Last Friday, to no one’s surprise, the Obama administration announced that it is going forward with the mandate it first promulgated last summer, requiring Church-based institutions to cover free “birth control” for their employees — even if, as with the Catholic Church, artificial contraception violates a particular faith community’s moral teachings.
That this executive dictate was a foregone conclusion, given the unyielding ideological bent of this administration, makes it no less of an outrage — a frontal, unconscionable assault on religious freedom.
The regulation — one of the specifics that has now emerged from the President’s sweeping national health care reform legislation — purports to draw a distinction between those Church institutions that the federal government deems directly related to promoting religion — houses of worship, for instance — and those, such as health care institutions and social service agencies, that serve people in need.
This is Health and Human Services Secretary Kathleen Sebelius’s idea of an “appropriate balance between respecting religious freedom and increasing access to important preventive services.”
In fact, there is absolutely NO balance here. The very idea that the GOVERNMENT will dictate to religious institutions which aspects of their work constitute their legitimate mission of evangelizing their faith is the very antithesis of religious freedom.
As Brother James McVeigh reminded us in a recent TLIC article on St. Francis of Assisi, we as Catholics are exhorted to preach always, sometimes even using words. In other words, in everything we do — in our families, in our workplaces, in our communities, in our role as citizens — we are called to give direct witness to our faith. Nowhere is such witness more evident — and more vital — than in our efforts to care for the sick and dying, to assist the disabled, to give sustenance to people in need. Who is the federal government to presume to alter this two thousand-year faith tradition, founded in the Gospel teachings of Jesus Christ?
Long Island Catholics also need to be aware that the statement in the Associated Press story printed in Newsday, that “the new regulation does not require coverage of abortions,” is misleadingly false. The regulation does not require coverage of surgical abortions. However, included in the so-called “contraceptive” drugs it would require Church-based agencies to cover are some that also act as abortifacients — destroying newly conceived, living human embryos. So it does require that Catholic agencies provide coverage for the direct destruction of innocent human lives.
As Cardinal-designate Timothy Dolan, president of the U.S. Conference of Catholic Bishops, said last Friday, by forcing American citizens — and the Catholic Church — “to choose between violating their consciences and forgoing their healthcare,” this regulation “is as much an attack on health care as on religious freedom.” It must not stand. But it is clear now that it will, as long as this administration remains in power and remains unyielding in its secularist ideology.

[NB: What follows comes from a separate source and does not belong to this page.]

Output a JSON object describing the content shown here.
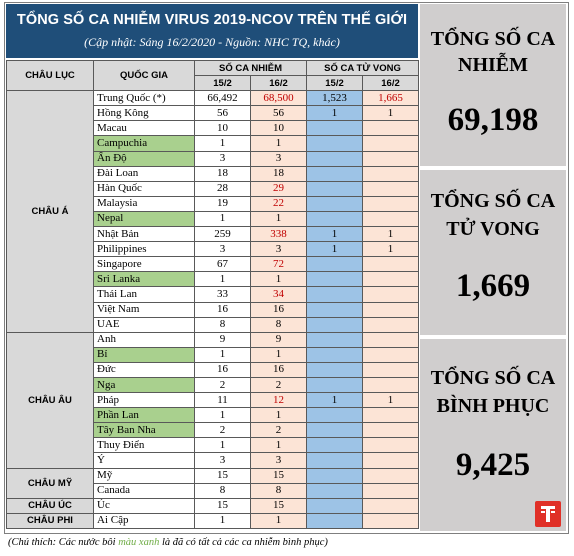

Something to keep in mind during this critical election year, when we are empowered not only to choose our government officials, but also to try to influence those who seek our votes. We should let the Obama administration, its potential opponents, and our candidates for Congress, know that among the many critical issues that will influence our votes are protection of religious freedom and support for access to ethically moral, life-affirming health care.